What this story makes clear is that, although the banks are imposing punitive fees on these borrowers, they're not trying to make a business of it--they're trying to drive them away.  Although the percentage profits are high, these absolute dollar numbers are just too small to be worth it for the big banks. 

Do you remember back in 2010 when Bank of America tried to institute a $5 debit card swipe fee? It sparked a social uprising, including a “Bank Transfer Day” where people were urged to take their money out of big banks and put them in small banks and credit unions. President Obama weighed in against the outrageous fee.  But I remember feeling sorry for BoA at the time—it was responding to regulation in Dodd-Frank and imposing an upfront fee, just like it was supposed to. Political firestorm followed.  What was the lesson big banks learned?  Keep the fees on the downlow, and no one gets hurt.  And if the fees aren't enough to make the business profitable, the only alternative is to get out of the business.
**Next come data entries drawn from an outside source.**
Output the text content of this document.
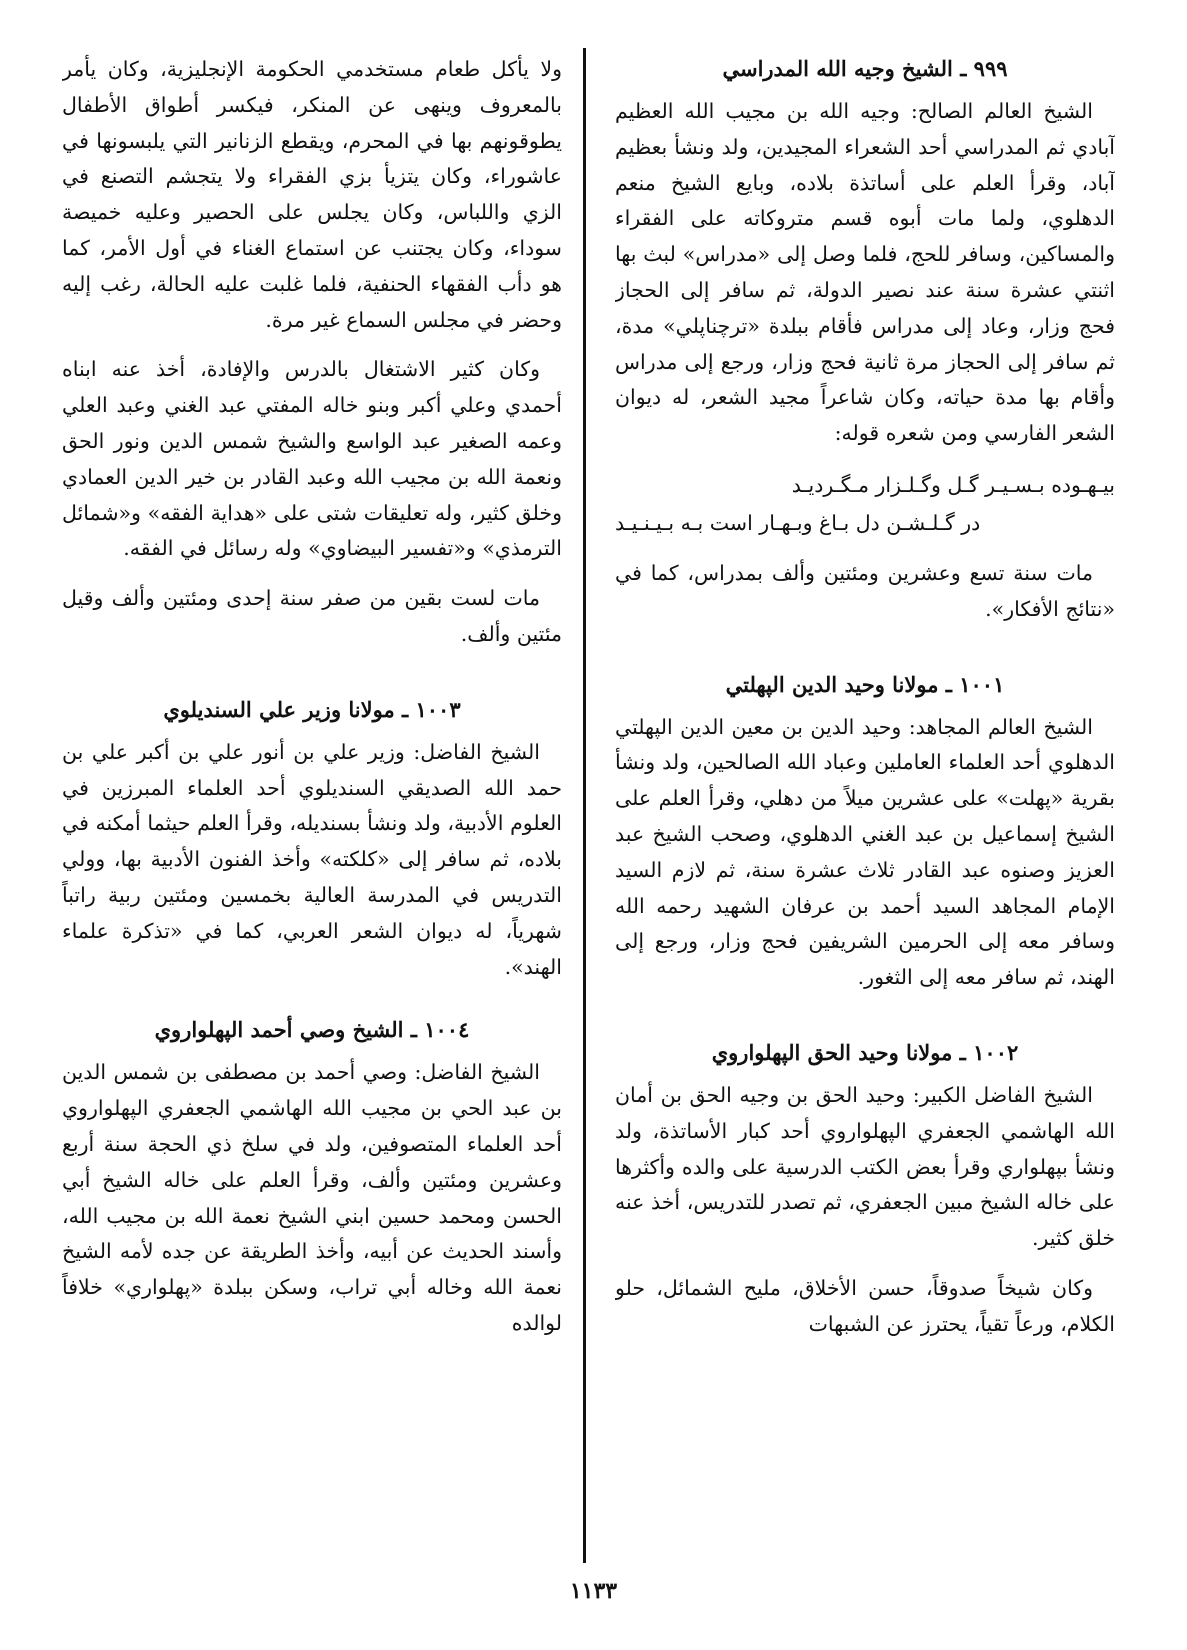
٩٩٩ ـ الشيخ وجيه الله المدراسي

الشيخ العالم الصالح: وجيه الله بن مجيب الله العظيم آبادي ثم المدراسي أحد الشعراء المجيدين، ولد ونشأ بعظيم آباد، وقرأ العلم على أساتذة بلاده، وبايع الشيخ منعم الدهلوي، ولما مات أبوه قسم متروكاته على الفقراء والمساكين، وسافر للحج، فلما وصل إلى «مدراس» لبث بها اثنتي عشرة سنة عند نصير الدولة، ثم سافر إلى الحجاز فحج وزار، وعاد إلى مدراس فأقام ببلدة «ترچناپلي» مدة، ثم سافر إلى الحجاز مرة ثانية فحج وزار، ورجع إلى مدراس وأقام بها مدة حياته، وكان شاعراً مجيد الشعر، له ديوان الشعر الفارسي ومن شعره قوله:

بيـهـوده بـسـيـر گـل وگـلـزار مـگـرديـد

در گـلـشـن دل بـاغ وبـهـار است بـه بـيـنـيـد

مات سنة تسع وعشرين ومئتين وألف بمدراس، كما في «نتائج الأفكار».

١٠٠١ ـ مولانا وحيد الدين الپهلتي

الشيخ العالم المجاهد: وحيد الدين بن معين الدين الپهلتي الدهلوي أحد العلماء العاملين وعباد الله الصالحين، ولد ونشأ بقرية «پهلت» على عشرين ميلاً من دهلي، وقرأ العلم على الشيخ إسماعيل بن عبد الغني الدهلوي، وصحب الشيخ عبد العزيز وصنوه عبد القادر ثلاث عشرة سنة، ثم لازم السيد الإمام المجاهد السيد أحمد بن عرفان الشهيد رحمه الله وسافر معه إلى الحرمين الشريفين فحج وزار، ورجع إلى الهند، ثم سافر معه إلى الثغور.

١٠٠٢ ـ مولانا وحيد الحق الپهلواروي

الشيخ الفاضل الكبير: وحيد الحق بن وجيه الحق بن أمان الله الهاشمي الجعفري الپهلواروي أحد كبار الأساتذة، ولد ونشأ بپهلواري وقرأ بعض الكتب الدرسية على والده وأكثرها على خاله الشيخ مبين الجعفري، ثم تصدر للتدريس، أخذ عنه خلق كثير.

وكان شيخاً صدوقاً، حسن الأخلاق، مليح الشمائل، حلو الكلام، ورعاً تقياً، يحترز عن الشبهات

ولا يأكل طعام مستخدمي الحكومة الإنجليزية، وكان يأمر بالمعروف وينهى عن المنكر، فيكسر أطواق الأطفال يطوقونهم بها في المحرم، ويقطع الزنانير التي يلبسونها في عاشوراء، وكان يتزيأ بزي الفقراء ولا يتجشم التصنع في الزي واللباس، وكان يجلس على الحصير وعليه خميصة سوداء، وكان يجتنب عن استماع الغناء في أول الأمر، كما هو دأب الفقهاء الحنفية، فلما غلبت عليه الحالة، رغب إليه وحضر في مجلس السماع غير مرة.

وكان كثير الاشتغال بالدرس والإفادة، أخذ عنه ابناه أحمدي وعلي أكبر وبنو خاله المفتي عبد الغني وعبد العلي وعمه الصغير عبد الواسع والشيخ شمس الدين ونور الحق ونعمة الله بن مجيب الله وعبد القادر بن خير الدين العمادي وخلق كثير، وله تعليقات شتى على «هداية الفقه» و«شمائل الترمذي» و«تفسير البيضاوي» وله رسائل في الفقه.

مات لست بقين من صفر سنة إحدى ومئتين وألف وقيل مئتين وألف.

١٠٠٣ ـ مولانا وزير علي السنديلوي

الشيخ الفاضل: وزير علي بن أنور علي بن أكبر علي بن حمد الله الصديقي السنديلوي أحد العلماء المبرزين في العلوم الأدبية، ولد ونشأ بسنديله، وقرأ العلم حيثما أمكنه في بلاده، ثم سافر إلى «كلكته» وأخذ الفنون الأدبية بها، وولي التدريس في المدرسة العالية بخمسين ومئتين ربية راتباً شهرياً، له ديوان الشعر العربي، كما في «تذكرة علماء الهند».

١٠٠٤ ـ الشيخ وصي أحمد الپهلواروي

الشيخ الفاضل: وصي أحمد بن مصطفى بن شمس الدين بن عبد الحي بن مجيب الله الهاشمي الجعفري الپهلواروي أحد العلماء المتصوفين، ولد في سلخ ذي الحجة سنة أربع وعشرين ومئتين وألف، وقرأ العلم على خاله الشيخ أبي الحسن ومحمد حسين ابني الشيخ نعمة الله بن مجيب الله، وأسند الحديث عن أبيه، وأخذ الطريقة عن جده لأمه الشيخ نعمة الله وخاله أبي تراب، وسكن ببلدة «پهلواري» خلافاً لوالده

١١٣٣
So ultimately I guess I'm with Matt, who said this much better: that there's "an ambivalence that underlies a lot of the book.  Yes, banks are making beaucoup bucks while safely within the arms of their government protectors. At the same time, however, they are just being what they were designed to be: profit-making businesses operating within a market." Mehrsa tacitly accepts the status quo and works within it to argue for postal banking.  But her larger argument, particularly the larger historical narrative, seems to support a much more radical rethinking of government's support for banking.  Mehrsa starts off with a shrewd move, nodding to history by pointing out that debate about banking’s identity and core function dates back to the founders, with the Hamilton central banking model at odds with Jefferson’s localism and suspicion of concentrated banking power. She makes clear in that chapter that the tension between consolidated and local banking is an age old one in our republic. She asserts in the first line of Chapter 1 that "One of the most important sand oft-forgotten truths about any banking system is that it simply cannot exist without the government."  Her overall narrative sets the stage for a larger rethinking of what we as a society expect of the banks our government enables to exist.  Well-written and engaging, this is a big and important book, with big implications--for postal banking, and for banking as an industry.